You are slow because you are weak.
That’s just one of the things I learned from this super-awesome podcast I was listening to on Wednesday called Runner Academy with Matt Johnson. I have a feeling this is going to be my new favorite podcast. Okay, my favorite one for running.
(My favorite overall health and fitness podcast is Jillian Michaels’s. I particularly enjoy the chemistry between her and her funny producer Janice.)
Matt had an excellent interview with Owen Anderson, Ph.D., an exercise scientist, running coach, race director and writer. He has studied runners in Kenya, and recruited and coached elites from that country.
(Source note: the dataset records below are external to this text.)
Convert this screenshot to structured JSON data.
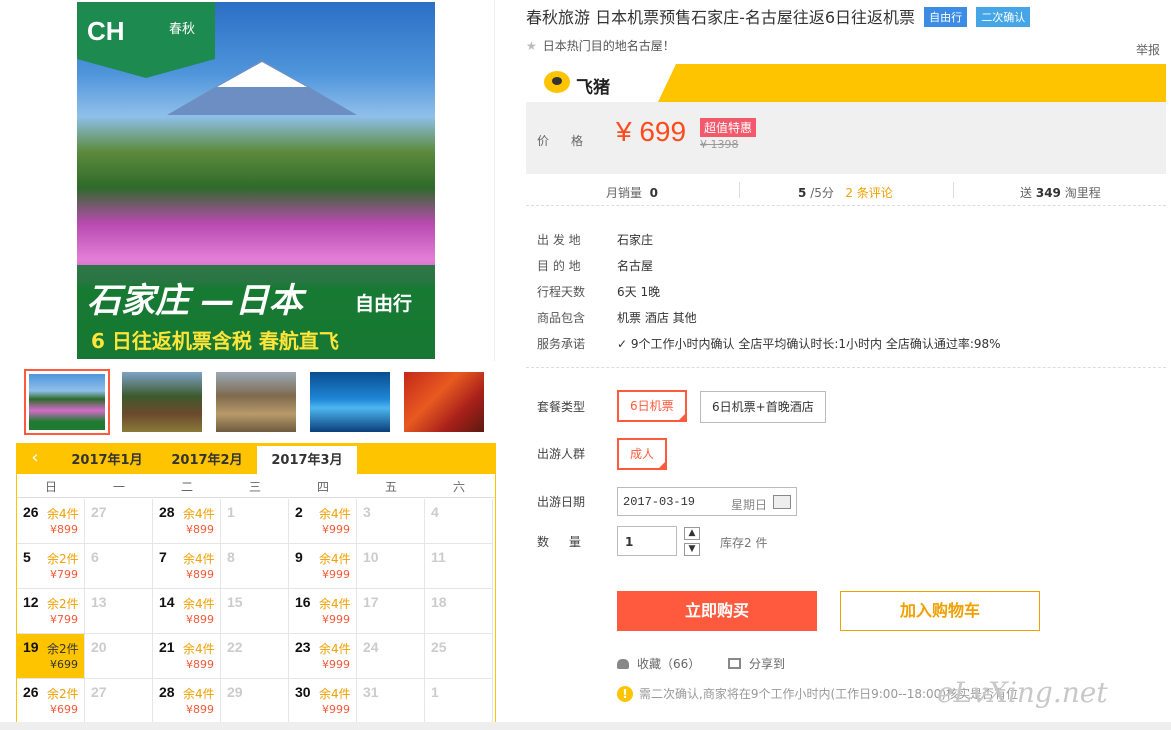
{
  "product": {
    "title": "春秋旅游 日本机票预售石家庄-名古屋往返6日往返机票",
    "tags": [
      "自由行",
      "二次确认"
    ],
    "subtitle": "日本热门目的地名古屋！",
    "report": "举报"
  },
  "main_image": {
    "logo_text": "CH",
    "logo_suffix": "春秋",
    "banner_line1": "石家庄 —日本",
    "banner_type": "自由行",
    "banner_line2": "6 日往返机票含税  春航直飞"
  },
  "price": {
    "brand": "飞猪",
    "label": "价格",
    "value": "¥ 699",
    "promo": "超值特惠",
    "original": "¥ 1398"
  },
  "stats": {
    "monthly_sales_label": "月销量",
    "monthly_sales": "0",
    "rating": "5",
    "rating_suffix": "/5分",
    "reviews": "2 条评论",
    "points_prefix": "送",
    "points": "349",
    "points_suffix": "淘里程"
  },
  "info": [
    {
      "k": "出 发 地",
      "v": "石家庄"
    },
    {
      "k": "目 的 地",
      "v": "名古屋"
    },
    {
      "k": "行程天数",
      "v": "6天 1晚"
    },
    {
      "k": "商品包含",
      "v": "机票   酒店   其他"
    },
    {
      "k": "服务承诺",
      "v": "9个工作小时内确认      全店平均确认时长:1小时内      全店确认通过率:98%"
    }
  ],
  "options": {
    "package_label": "套餐类型",
    "packages": [
      "6日机票",
      "6日机票+首晚酒店"
    ],
    "traveler_label": "出游人群",
    "traveler": "成人",
    "date_label": "出游日期",
    "date_value": "2017-03-19",
    "weekday": "星期日",
    "qty_label": "数  量",
    "qty_value": "1",
    "stock": "库存2 件"
  },
  "actions": {
    "buy": "立即购买",
    "cart": "加入购物车",
    "favorite": "收藏（66）",
    "share": "分享到",
    "notice": "需二次确认,商家将在9个工作小时内(工作日9:00--18:00)核实是否有位"
  },
  "watermark": "eLvXing.net",
  "calendar": {
    "tabs": [
      "2017年1月",
      "2017年2月",
      "2017年3月"
    ],
    "active_tab": 2,
    "weekdays": [
      "日",
      "一",
      "二",
      "三",
      "四",
      "五",
      "六"
    ],
    "rows": [
      [
        {
          "d": "26",
          "s": "余4件",
          "p": "¥899"
        },
        {
          "d": "27",
          "dim": true
        },
        {
          "d": "28",
          "s": "余4件",
          "p": "¥899"
        },
        {
          "d": "1",
          "dim": true
        },
        {
          "d": "2",
          "s": "余4件",
          "p": "¥999"
        },
        {
          "d": "3",
          "dim": true
        },
        {
          "d": "4",
          "dim": true
        }
      ],
      [
        {
          "d": "5",
          "s": "余2件",
          "p": "¥799"
        },
        {
          "d": "6",
          "dim": true
        },
        {
          "d": "7",
          "s": "余4件",
          "p": "¥899"
        },
        {
          "d": "8",
          "dim": true
        },
        {
          "d": "9",
          "s": "余4件",
          "p": "¥999"
        },
        {
          "d": "10",
          "dim": true
        },
        {
          "d": "11",
          "dim": true
        }
      ],
      [
        {
          "d": "12",
          "s": "余2件",
          "p": "¥799"
        },
        {
          "d": "13",
          "dim": true
        },
        {
          "d": "14",
          "s": "余4件",
          "p": "¥899"
        },
        {
          "d": "15",
          "dim": true
        },
        {
          "d": "16",
          "s": "余4件",
          "p": "¥999"
        },
        {
          "d": "17",
          "dim": true
        },
        {
          "d": "18",
          "dim": true
        }
      ],
      [
        {
          "d": "19",
          "s": "余2件",
          "p": "¥699",
          "sel": true
        },
        {
          "d": "20",
          "dim": true
        },
        {
          "d": "21",
          "s": "余4件",
          "p": "¥899"
        },
        {
          "d": "22",
          "dim": true
        },
        {
          "d": "23",
          "s": "余4件",
          "p": "¥999"
        },
        {
          "d": "24",
          "dim": true
        },
        {
          "d": "25",
          "dim": true
        }
      ],
      [
        {
          "d": "26",
          "s": "余2件",
          "p": "¥699"
        },
        {
          "d": "27",
          "dim": true
        },
        {
          "d": "28",
          "s": "余4件",
          "p": "¥899"
        },
        {
          "d": "29",
          "dim": true
        },
        {
          "d": "30",
          "s": "余4件",
          "p": "¥999"
        },
        {
          "d": "31",
          "dim": true
        },
        {
          "d": "1",
          "dim": true
        }
      ]
    ]
  },
  "colors": {
    "accent": "#ff5a3d",
    "calendar": "#ffc400",
    "price": "#ff4a1a",
    "tag": "#3c8ce6"
  }
}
Matt and Owen were talking about ways for the marathoner to get faster, and Owen said one of the best things for a runner to do is get stronger by doing running-specific strength routines focusing a lot on leg strength. This will help with your endurance, your ability to hold faster pace for a longer amount of time, and will keep you from getting injured when you add mileage in your training. This thinking doesn’t just apply to a marathoner. Strength will help with speed at any distance.
Strength work, he said, is particularly important for new runners. Whether you’re training for your first 5k or your fifth marathon, do. your. strength. work.
I’ve sort of discovered the benefits of strength work recently on accident. I have been running a lot less—like less than 10 miles per week, but doing a lot more strength (I certainly don’t condone running this little; it just happened). BUT I aim to do 5-6 strength workouts per week. I aim for them to be circuit-type workouts and I aim for them to last about 30 minutes. I would say I get them done most days. But I have to admit that the last couple of weeks they’ve only been 15-20 minutes long due to illness, work and Christmas cookies.
With less running and more strength, however, I’ve noticed I’ve actually become more comfortable at a sub-8 pace (even though I’m 5+ pounds over my optimal weight!).
So how do you come up with a good strength routine?
Well, obviously, you could do a search online for one? Or you could pop in a Jillian Michaels DVD (which I used to do a lot, but sort of got burnt out on). Or you could go to the gym. My favorite strength routines, right now, are from the Jillian Michaels Hot Bod in a Box cards.
The cards explain how to split the workouts up so you effectively work one side of the body at a time: pushing muscles and pulling muscles. Jillian also stresses doing leg and core work with every workout. With the cards, I can create my own workouts. She also includes a bunch of pre-made interval workout cards in the box, and boy, those are tough! Those pre-made cards are workouts that are very similar to her videos.
The routines I have been creating work one side of the body (pushing or pulling), and I incorporate some type of squats and a couple types of core: planks, sit-ups, pelvic thrusts.
After listening to the Runner Academy podcast and Owen’s advice, however, I am going to tailor my strength workouts toward my running with one-legged squats and moves more specific to my sport.
Anyway. I’m not the expert here. Don’t take it from me. Find out why you’re slow by listening to the podcast for yourself. You NEED to listen to it if you are at all interested in becoming a better runner. It’s number RA013 of the Runner Academy titled “Challenge Your Thinking About Running: Coach Owen Anderson, Ph.D.” You’re welcome.